Lots of people identify as pansexual, including myself—it’s part of the LGBTQIA+ umbrella and it’s a valid sexuality. Here’s what you should know about it.
Pansexual means “not limited in sexual choice with regard to biological sex, gender, or gender identity.” This definition is from dictionary.com. It means that we’re open to being with all different kinds of people. It means that all of the above doesn’t really matter when it comes to choosing a partner or a lover. The prefix ‘pan’ comes from the Greek term for “all,” as in we’re open to all kinds of sexual and romantic experiences. We date men, women, and non-binary folks.
Pansexuality isn’t as confusing as some people make it out to be. People who’re close-minded don’t even want to break out past LGBT so they invalidate anything else. This is really unfortunate because if they took the time to learn about additional sexualities and gender identities, they’d find it’s really pretty straightforward. It just takes not being a jerk to understand them. Learning about pansexuality means opening your mind to break free of what you think you already know.
It’s not the same as being bisexual. One of the biggest misconceptions about pansexuality is that it’s the same as bisexuality. This isn’t true at all. Bisexual folks are specifically attracted to men and women, often times for their gender presentation too. Pansexual individuals are attracted to everything and everyone. This includes non-binary people and all those other gender non-conforming folks.
It makes more sense than being bisexual to me because it’s gender-inclusive. I used to identify as bisexual because I dated both women and men. Then I began learning more about and meeting trans people who identified as non-binary. If I only date women and men, where does that leave me when I want to date someone who identifies as neither? To me, pansexual is a gender-inclusive sexuality. Many bi people could probably fit under the pan label too.
It’s about connecting with the person, not the gender. One distinct piece of being pansexual is that it’s about connecting with another human being regardless of gender. I’m attracted to all genders, so it doesn’t matter to me what someone is—I’ll see through to the person underneath. This doesn’t mean I’m not attracted to certain gender presentations, but on the whole, the focus is on connecting with the person.
Pansexual doesn’t mean promiscuous. One myth to dispel right now is that pansexual people, just like bisexual people, are often mislabeled as being promiscuous. Some people think that because you’re open to being with more people then you must automatically be with everyone you come across. This isn’t true at all—it just means that you’re attracted to a wider variety of folks, not that you get with more people. This is a pretty ignorant myth.
“Pansexual” as a term has been around for over a decade. The word was originally used by Freud in the early 1900s, but his definition is different than what we now think of pansexuality. The modern term surfaced somewhere in the 1990s, so it’s a fairly new word, at least in its current incarnation. According to Everyday Feminism, it first appeared online in September 2007, just after “genderqueer” debuted.
Some celebrities have come out as pan. It almost always helps the LGBTQIA+ community when someone famous comes out, whether it’s as gay or pansexual. Janelle Monae is no exception. She came out as pan recently and it made many people curious about what it entailed. It stirred up a conversation, which is just what we need.

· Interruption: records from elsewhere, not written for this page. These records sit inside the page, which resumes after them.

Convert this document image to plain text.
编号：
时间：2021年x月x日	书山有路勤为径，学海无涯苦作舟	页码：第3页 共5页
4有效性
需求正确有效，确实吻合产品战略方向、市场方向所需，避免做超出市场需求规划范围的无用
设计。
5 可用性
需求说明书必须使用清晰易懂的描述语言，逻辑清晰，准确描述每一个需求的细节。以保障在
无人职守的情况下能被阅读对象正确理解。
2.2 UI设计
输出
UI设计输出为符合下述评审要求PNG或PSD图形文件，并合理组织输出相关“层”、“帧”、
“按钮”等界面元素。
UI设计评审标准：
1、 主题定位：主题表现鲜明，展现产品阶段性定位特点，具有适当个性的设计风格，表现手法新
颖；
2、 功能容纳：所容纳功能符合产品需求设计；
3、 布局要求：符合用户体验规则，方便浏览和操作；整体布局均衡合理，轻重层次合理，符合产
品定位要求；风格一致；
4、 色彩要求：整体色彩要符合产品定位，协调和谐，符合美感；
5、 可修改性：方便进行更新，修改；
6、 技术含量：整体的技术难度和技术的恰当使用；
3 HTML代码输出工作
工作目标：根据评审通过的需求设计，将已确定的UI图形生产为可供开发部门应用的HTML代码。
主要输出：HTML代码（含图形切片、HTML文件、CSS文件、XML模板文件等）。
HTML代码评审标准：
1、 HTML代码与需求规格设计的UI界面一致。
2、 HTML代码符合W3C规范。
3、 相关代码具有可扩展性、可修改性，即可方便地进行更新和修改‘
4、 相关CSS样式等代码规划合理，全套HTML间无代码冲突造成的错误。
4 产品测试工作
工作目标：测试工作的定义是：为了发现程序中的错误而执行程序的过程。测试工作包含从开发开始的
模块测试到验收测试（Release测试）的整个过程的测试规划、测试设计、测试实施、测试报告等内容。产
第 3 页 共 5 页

We even have our own flag! Because pansexuality is legitimate, we have our own pride flag. It’s blue, pink, and yellow striped. It’s been found on various internet sites since mid-2010. For a while, we shared a flag with bisexuality, but no longer. According to Buzzfeed, “The pink represents those who identify within the female spectrum (regardless of biological sex), and the yellow portion, found in between the blue and pink portions, represents non-binary attraction.”
It fits under the term “queer.” If you don’t already know, queer is an umbrella term that refers to different gender identities and sexualities. It encapsulates non-binary and trans as well as gay, lesbian, bisexual, pansexual, etc. Often I just identify as queer because it’s easier than identifying as pan. It’s like a one-stop-shop. There’s also a sense of community that comes with the word queer, so it’s a good thing all around.